Lee Taek-Gu, Yoon Soon Man, Lee Sang-Jeon
Department of Surgery, Chungbuk National University Hospital, Chungbuk National University College of Medicine, Cheongju-si 28644, Chungcheongbuk-do, South Korea.
Department of Internal medicine, Chungbuk National University Hospital, Chungbuk National University College of Medicine, Cheongju-si 28644, Chungcheongbuk-do, South Korea.
World J Gastrointest Surg. 2020 Nov 27;12(11):460-467. doi: 10.4240/wjgs.v12.i11.460.

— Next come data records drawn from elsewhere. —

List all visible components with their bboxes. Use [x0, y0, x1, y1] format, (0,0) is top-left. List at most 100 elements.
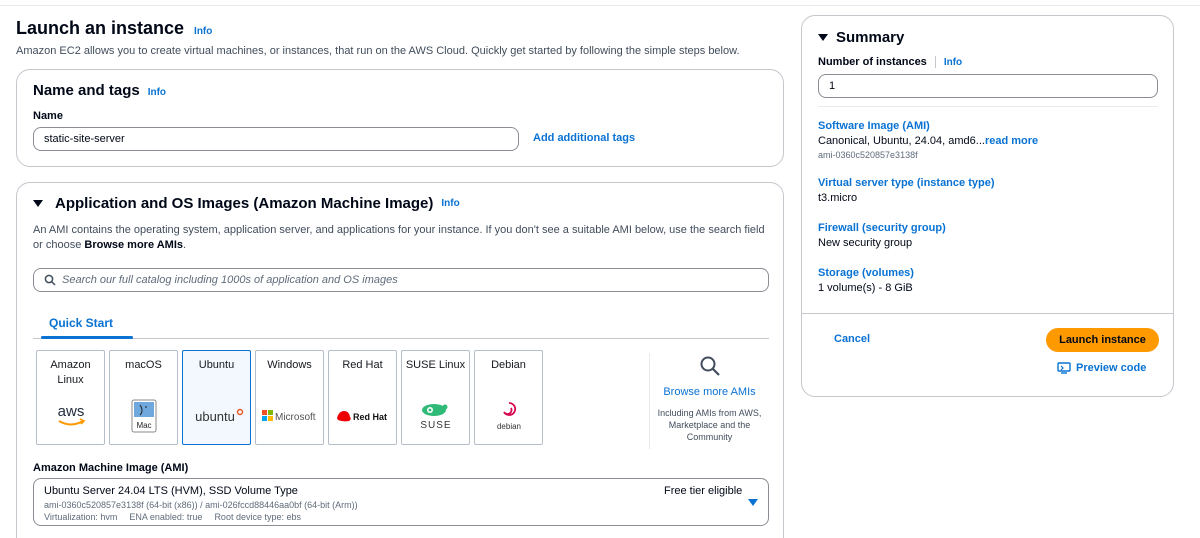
- ami-search-input[interactable]: Search our full catalog including 1000s …: [33, 268, 769, 292]
- ami-search-placeholder: Search our full catalog including 1000s …: [62, 274, 398, 286]
- launch-instance-button[interactable]: Launch instance: [1046, 328, 1159, 352]
- storage-value: 1 volume(s) - 8 GiB: [818, 282, 913, 294]
- summary-instance-type: Virtual server type (instance type) t3.m…: [818, 177, 994, 204]
- svg-text:ubuntu: ubuntu: [195, 409, 235, 424]
- storage-link[interactable]: Storage (volumes): [818, 267, 914, 279]
- tile-macos[interactable]: macOS Mac: [109, 350, 178, 445]
- svg-text:Mac: Mac: [136, 421, 151, 430]
- ami-desc-bold: Browse more AMIs: [84, 239, 183, 251]
- ami-select-label: Amazon Machine Image (AMI): [33, 462, 189, 474]
- software-image-id: ami-0360c520857e3138f: [818, 150, 918, 160]
- svg-text:Red Hat: Red Hat: [353, 412, 387, 422]
- page-description: Amazon EC2 allows you to create virtual …: [16, 45, 740, 57]
- num-instances-value: 1: [829, 80, 836, 92]
- add-additional-tags-link[interactable]: Add additional tags: [533, 132, 635, 144]
- preview-code-button[interactable]: Preview code: [1057, 362, 1146, 374]
- redhat-logo-icon: Red Hat: [329, 401, 396, 431]
- tile-label: Red Hat: [342, 359, 383, 371]
- page-info-link[interactable]: Info: [194, 26, 212, 37]
- name-tags-info-link[interactable]: Info: [148, 87, 166, 98]
- search-icon: [44, 274, 56, 286]
- ami-virt: Virtualization: hvm: [44, 512, 118, 522]
- ami-root: Root device type: ebs: [214, 512, 301, 522]
- firewall-link[interactable]: Firewall (security group): [818, 222, 946, 234]
- tile-debian[interactable]: Debian debian: [474, 350, 543, 445]
- software-image-value: Canonical, Ubuntu, 24.04, amd6...read mo…: [818, 135, 1038, 147]
- ami-title: Application and OS Images (Amazon Machin…: [55, 195, 434, 212]
- tile-label: Windows: [267, 359, 312, 371]
- name-input[interactable]: static-site-server: [33, 127, 519, 151]
- svg-text:Microsoft: Microsoft: [275, 412, 316, 423]
- cancel-button[interactable]: Cancel: [834, 333, 870, 345]
- ami-tab-bar: Quick Start: [33, 311, 769, 339]
- ubuntu-logo-icon: ubuntu: [183, 401, 250, 431]
- divider: [802, 313, 1173, 314]
- svg-text:SUSE: SUSE: [420, 420, 451, 431]
- instance-type-link[interactable]: Virtual server type (instance type): [818, 177, 994, 189]
- divider: [818, 106, 1158, 107]
- page-header: Launch an instance Info Amazon EC2 allow…: [16, 18, 784, 57]
- tab-active-indicator: [41, 336, 133, 339]
- browse-more-desc: Including AMIs from AWS, Marketplace and…: [657, 408, 762, 442]
- svg-text:debian: debian: [496, 422, 520, 431]
- tile-red-hat[interactable]: Red Hat Red Hat: [328, 350, 397, 445]
- collapse-caret-icon: [818, 34, 828, 41]
- instance-type-value: t3.micro: [818, 192, 858, 204]
- tile-label: Debian: [491, 359, 526, 371]
- mac-logo-icon: Mac: [110, 399, 177, 433]
- num-instances-row: Number of instances Info: [818, 56, 962, 68]
- divider: [934, 56, 936, 68]
- browse-more-amis-link[interactable]: Browse more AMIs: [650, 386, 769, 398]
- ami-select-ids: ami-0360c520857e3138f (64-bit (x86)) / a…: [44, 500, 358, 510]
- tile-label: SUSE Linux: [405, 359, 466, 371]
- firewall-value: New security group: [818, 237, 913, 249]
- tile-suse-linux[interactable]: SUSE Linux SUSE: [401, 350, 470, 445]
- name-tags-title: Name and tags: [33, 82, 140, 99]
- read-more-link[interactable]: read more: [985, 135, 1038, 147]
- summary-software-image: Software Image (AMI) Canonical, Ubuntu, …: [818, 120, 1038, 160]
- software-image-text: Canonical, Ubuntu, 24.04, amd6...: [818, 135, 985, 147]
- preview-code-icon: [1057, 362, 1071, 374]
- tile-label: macOS: [125, 359, 162, 371]
- debian-logo-icon: debian: [475, 401, 542, 431]
- ami-select-name: Ubuntu Server 24.04 LTS (HVM), SSD Volum…: [44, 485, 298, 497]
- ami-select[interactable]: Ubuntu Server 24.04 LTS (HVM), SSD Volum…: [33, 478, 769, 526]
- svg-text:aws: aws: [57, 403, 84, 420]
- name-input-value: static-site-server: [44, 133, 125, 145]
- tile-windows[interactable]: Windows Microsoft: [255, 350, 324, 445]
- summary-firewall: Firewall (security group) New security g…: [818, 222, 946, 249]
- collapse-caret-icon[interactable]: [33, 200, 43, 207]
- summary-storage: Storage (volumes) 1 volume(s) - 8 GiB: [818, 267, 914, 294]
- summary-title: Summary: [836, 29, 905, 46]
- tile-label: Ubuntu: [198, 359, 235, 371]
- summary-header[interactable]: Summary: [818, 29, 904, 46]
- magnifier-icon: [700, 356, 720, 376]
- ami-description: An AMI contains the operating system, ap…: [33, 223, 773, 253]
- aws-logo-icon: aws: [37, 401, 104, 431]
- browse-more-amis[interactable]: Browse more AMIs Including AMIs from AWS…: [649, 353, 769, 449]
- ami-ena: ENA enabled: true: [129, 512, 203, 522]
- quick-start-tiles: Amazon Linux aws macOS Mac Ubuntu ubuntu…: [36, 350, 543, 445]
- microsoft-logo-icon: Microsoft: [256, 401, 323, 431]
- ami-info-link[interactable]: Info: [441, 198, 459, 209]
- dropdown-caret-icon: [748, 499, 758, 506]
- ami-panel: Application and OS Images (Amazon Machin…: [16, 182, 784, 538]
- name-and-tags-panel: Name and tags Info Name static-site-serv…: [16, 69, 784, 167]
- tile-label: Amazon Linux: [50, 359, 91, 386]
- ami-desc-end: .: [183, 239, 187, 251]
- tab-quick-start[interactable]: Quick Start: [49, 316, 113, 336]
- ami-select-attrs: Virtualization: hvm ENA enabled: true Ro…: [44, 512, 301, 522]
- name-label: Name: [33, 110, 63, 122]
- free-tier-badge: Free tier eligible: [664, 485, 743, 497]
- num-instances-label: Number of instances: [818, 56, 927, 68]
- top-border: [0, 0, 1200, 6]
- num-instances-info-link[interactable]: Info: [944, 57, 962, 68]
- page-title: Launch an instance: [16, 18, 185, 38]
- num-instances-input[interactable]: 1: [818, 74, 1158, 98]
- tile-ubuntu[interactable]: Ubuntu ubuntu: [182, 350, 251, 445]
- preview-code-label: Preview code: [1076, 362, 1147, 374]
- software-image-link[interactable]: Software Image (AMI): [818, 120, 1038, 132]
- suse-logo-icon: SUSE: [402, 401, 469, 431]
- tile-amazon-linux[interactable]: Amazon Linux aws: [36, 350, 105, 445]
- summary-panel: Summary Number of instances Info 1 Softw…: [801, 15, 1174, 397]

Anastomotic stenosis (AS) after colorectal surgery was treated with balloon dilation, endoscopic procedure or surgery. The endoscopic procedures including dilation, electrocautery incision, or radial incision and cutting (RIC) were preferred because of lower complication rates than surgery and are less invasive. Endoscopic RIC has a greater success rate than dilation methods. Most reports showed that repeated RICs were needed to maintain patency of the anastomosis. We report that single session RIC was applied only to treatment-naive patients with AS.

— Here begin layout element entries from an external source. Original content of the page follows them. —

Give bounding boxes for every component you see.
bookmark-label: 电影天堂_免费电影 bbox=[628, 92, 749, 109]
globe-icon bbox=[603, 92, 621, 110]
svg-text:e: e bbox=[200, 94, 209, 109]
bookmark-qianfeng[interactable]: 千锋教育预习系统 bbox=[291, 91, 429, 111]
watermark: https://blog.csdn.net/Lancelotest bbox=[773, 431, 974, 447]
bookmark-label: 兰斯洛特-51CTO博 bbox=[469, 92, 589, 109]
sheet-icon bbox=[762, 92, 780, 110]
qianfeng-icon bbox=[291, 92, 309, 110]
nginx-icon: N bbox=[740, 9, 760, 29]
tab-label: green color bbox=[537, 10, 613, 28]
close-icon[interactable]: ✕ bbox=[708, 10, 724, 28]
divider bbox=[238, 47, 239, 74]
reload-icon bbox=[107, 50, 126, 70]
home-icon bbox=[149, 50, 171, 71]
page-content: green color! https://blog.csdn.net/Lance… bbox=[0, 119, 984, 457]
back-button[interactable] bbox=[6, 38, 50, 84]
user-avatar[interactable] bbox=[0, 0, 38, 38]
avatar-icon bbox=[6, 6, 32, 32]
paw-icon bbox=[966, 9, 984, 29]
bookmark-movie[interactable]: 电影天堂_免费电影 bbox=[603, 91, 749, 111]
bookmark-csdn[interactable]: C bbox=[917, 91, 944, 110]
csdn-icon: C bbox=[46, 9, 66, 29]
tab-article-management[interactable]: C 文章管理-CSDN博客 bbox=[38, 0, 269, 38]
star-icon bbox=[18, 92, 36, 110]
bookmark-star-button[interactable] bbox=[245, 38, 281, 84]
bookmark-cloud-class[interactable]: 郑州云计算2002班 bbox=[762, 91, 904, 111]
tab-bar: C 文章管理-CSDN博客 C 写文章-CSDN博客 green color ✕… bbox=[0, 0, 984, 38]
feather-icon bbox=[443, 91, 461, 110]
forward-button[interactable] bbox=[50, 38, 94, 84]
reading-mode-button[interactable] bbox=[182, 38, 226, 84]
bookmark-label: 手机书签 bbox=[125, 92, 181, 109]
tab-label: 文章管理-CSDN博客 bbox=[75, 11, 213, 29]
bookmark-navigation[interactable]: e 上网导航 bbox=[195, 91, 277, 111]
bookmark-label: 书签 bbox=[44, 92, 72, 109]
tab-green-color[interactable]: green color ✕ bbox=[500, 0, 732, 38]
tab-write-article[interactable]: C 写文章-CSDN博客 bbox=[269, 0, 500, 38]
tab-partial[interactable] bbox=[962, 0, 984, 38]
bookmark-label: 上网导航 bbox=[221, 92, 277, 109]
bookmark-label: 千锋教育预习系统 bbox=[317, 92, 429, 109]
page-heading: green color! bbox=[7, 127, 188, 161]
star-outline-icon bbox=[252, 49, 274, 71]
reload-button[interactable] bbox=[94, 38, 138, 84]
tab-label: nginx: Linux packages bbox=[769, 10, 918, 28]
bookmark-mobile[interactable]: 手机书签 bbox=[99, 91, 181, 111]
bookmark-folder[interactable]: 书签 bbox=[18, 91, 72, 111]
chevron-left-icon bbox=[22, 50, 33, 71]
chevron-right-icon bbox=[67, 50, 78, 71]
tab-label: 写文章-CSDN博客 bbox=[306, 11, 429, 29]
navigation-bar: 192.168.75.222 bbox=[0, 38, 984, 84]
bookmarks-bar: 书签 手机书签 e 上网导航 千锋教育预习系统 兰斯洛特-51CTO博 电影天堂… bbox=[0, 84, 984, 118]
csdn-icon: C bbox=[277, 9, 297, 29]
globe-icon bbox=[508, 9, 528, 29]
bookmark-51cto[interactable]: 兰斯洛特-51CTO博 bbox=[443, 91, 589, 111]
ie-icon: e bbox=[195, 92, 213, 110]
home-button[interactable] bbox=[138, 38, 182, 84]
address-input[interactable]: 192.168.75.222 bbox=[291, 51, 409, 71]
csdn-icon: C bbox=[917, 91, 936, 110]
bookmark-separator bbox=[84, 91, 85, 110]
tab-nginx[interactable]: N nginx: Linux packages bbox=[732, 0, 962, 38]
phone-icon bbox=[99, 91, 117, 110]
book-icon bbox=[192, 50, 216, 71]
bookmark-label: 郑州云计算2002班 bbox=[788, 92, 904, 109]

Two female patients presented with AS. One patient had advanced rectal cancer and the other had a refractory stenosis following surgery for endometriosis at sigmoid colon. The endoscopic RIC procedure was performed as follows. A single small incision was carefully made to increase the view of the proximal colon and the incision was expanded until the surgical stapling line. Finally, we made a further circumferential excision with endoscopic knife along the inner border of the surgical staple line. At the end of the procedure, the standard colonoscope was able to pass freely through the widened opening. All patients showed improved AS after a single session of RIC without immediate or delayed procedure-related complications. Follow-up colonoscopy at 7 and 8 mo after endoscopic RIC revealed intact anastomotic sites in both patients. No treatment-related adverse events or recurrence of the stenosis was demonstrated during follow-up periods of 20 and 23 mo.

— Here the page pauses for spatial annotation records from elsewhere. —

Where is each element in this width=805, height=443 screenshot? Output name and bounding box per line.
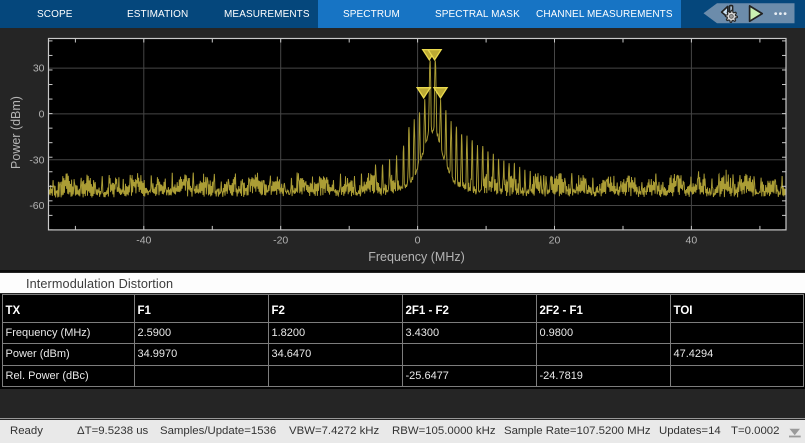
svg-text:-20: -20 — [273, 234, 288, 246]
svg-text:Frequency (MHz): Frequency (MHz) — [368, 250, 465, 264]
svg-text:30: 30 — [33, 62, 45, 74]
svg-text:-60: -60 — [29, 200, 44, 212]
svg-text:0: 0 — [415, 234, 421, 246]
svg-text:20: 20 — [549, 234, 561, 246]
svg-text:40: 40 — [686, 234, 698, 246]
svg-text:-40: -40 — [136, 234, 151, 246]
svg-text:-30: -30 — [29, 154, 44, 166]
svg-text:0: 0 — [39, 108, 45, 120]
svg-text:Power (dBm): Power (dBm) — [9, 96, 23, 169]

The endoscopic RIC may play a role as one of treatment options for treatment-naive AS with short stenotic lengths.
结直肠手术后的吻合口狭窄(AS)可通过球囊扩张、内镜手术或外科手术治疗。内镜手术包括扩张、电灼切开或放射状切开与切除(RIC),因其并发症发生率低于外科手术且侵入性较小而更受青睐。内镜RIC的成功率高于扩张方法。大多数报告显示,需要重复进行RIC以维持吻合口通畅。我们报告单次RIC仅应用于未接受过治疗的AS患者。
两名女性患者出现AS。一名患者患有晚期直肠癌,另一名患者在乙状结肠子宫内膜异位症手术后出现难治性狭窄。内镜RIC手术如下进行。小心地做一个小切口以增加近端结肠的视野,并将切口扩大直至手术吻合线。最后,我们用内镜刀沿手术吻合线的内缘进行进一步的环形切除。手术结束时,标准结肠镜能够自由通过扩大的开口。所有患者在单次RIC后AS均得到改善,且无立即或延迟的手术相关并发症。内镜RIC后7个月和8个月的随访结肠镜检查显示两名患者的吻合口部位均完整。在20个月和23个月的随访期间未发现与治疗相关的不良事件或狭窄复发。
内镜RIC可能作为未接受过治疗、狭窄长度较短的AS的治疗选择之一发挥作用。